The Parti socialiste won France’s second round of regional elections conclusively this Sunday, gathering over half the votes nationwide while President Nicolas Sarkozy’s conservatives trailed in second place with just a third of the electorate.

The socialists already controlled twenty out of France’s 22 departments in Europe, gaining the island of Corsica this weekend. The major parties equally split the four overseas regions.

Following their defeat in the 2007 election, the socialists were ruptured for years with internal power struggle. Former presidential candidate Ségolène Royal had to make way for the Parisian Martine Aubry last year in an extremely close election that saw Aubry lead with just over a hundred votes.

Aubry is the daughter of former European Commission chairman Jacques Delors and previously served as labor minister when she championed the 35-hour workweek.
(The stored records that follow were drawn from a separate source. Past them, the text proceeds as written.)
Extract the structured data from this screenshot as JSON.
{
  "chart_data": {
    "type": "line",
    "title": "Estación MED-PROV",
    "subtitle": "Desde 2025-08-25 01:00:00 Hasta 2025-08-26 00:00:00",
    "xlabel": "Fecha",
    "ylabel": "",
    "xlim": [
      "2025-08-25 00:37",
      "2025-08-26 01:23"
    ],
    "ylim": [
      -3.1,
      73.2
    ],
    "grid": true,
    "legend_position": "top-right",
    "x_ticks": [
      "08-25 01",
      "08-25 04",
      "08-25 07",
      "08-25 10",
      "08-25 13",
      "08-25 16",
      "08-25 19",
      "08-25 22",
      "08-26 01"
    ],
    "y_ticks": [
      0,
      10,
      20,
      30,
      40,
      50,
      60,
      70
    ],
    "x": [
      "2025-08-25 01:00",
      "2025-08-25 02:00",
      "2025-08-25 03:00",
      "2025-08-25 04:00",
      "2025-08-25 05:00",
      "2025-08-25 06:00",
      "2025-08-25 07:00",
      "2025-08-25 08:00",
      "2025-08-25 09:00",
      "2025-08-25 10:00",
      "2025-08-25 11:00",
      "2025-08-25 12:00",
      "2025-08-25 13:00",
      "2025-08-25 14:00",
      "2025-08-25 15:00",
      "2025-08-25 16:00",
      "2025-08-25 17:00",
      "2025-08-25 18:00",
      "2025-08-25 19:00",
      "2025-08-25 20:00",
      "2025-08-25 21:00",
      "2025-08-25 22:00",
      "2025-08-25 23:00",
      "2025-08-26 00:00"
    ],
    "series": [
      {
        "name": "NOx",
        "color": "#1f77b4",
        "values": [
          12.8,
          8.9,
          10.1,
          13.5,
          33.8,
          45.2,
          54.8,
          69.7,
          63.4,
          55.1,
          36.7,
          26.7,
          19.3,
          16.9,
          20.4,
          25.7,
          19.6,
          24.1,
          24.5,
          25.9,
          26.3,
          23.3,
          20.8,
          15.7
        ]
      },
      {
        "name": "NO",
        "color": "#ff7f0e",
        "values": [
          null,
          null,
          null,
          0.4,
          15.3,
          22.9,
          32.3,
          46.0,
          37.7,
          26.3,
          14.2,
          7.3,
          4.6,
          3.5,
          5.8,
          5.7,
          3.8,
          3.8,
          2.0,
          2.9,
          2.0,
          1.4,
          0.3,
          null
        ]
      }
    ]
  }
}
She is expected to run against Sarkozy in the country’s upcoming presidential election of 2012.

Although the government previously insisted that the elections would bear no consequences nationally, rumors of a cabinet shakeup being in the works began circulating in Paris right after the outcome of the election became known. Prime Minister François Fillon accepted defeat and declared that his party has to listen to the voters.

In the wake of the financial meltdown, President Sarkozy has shown himself increasingly leftish on the economic front, blaming the “freewheeling” Anglo-Saxon mode of enterprise while leading the fight for greater European and global regulation of the financial industry.

At the same time, France has to make unpopular cutbacks. Sarkozy’s government is likely to cut on entitlement spending and it intends to raise the retirement age. Labor unions and farmers are already gearing up to protest against the measures, foreboding months of uproar in a country that simply can’t afford to maintain its massive and pervasive welfare state for much longer.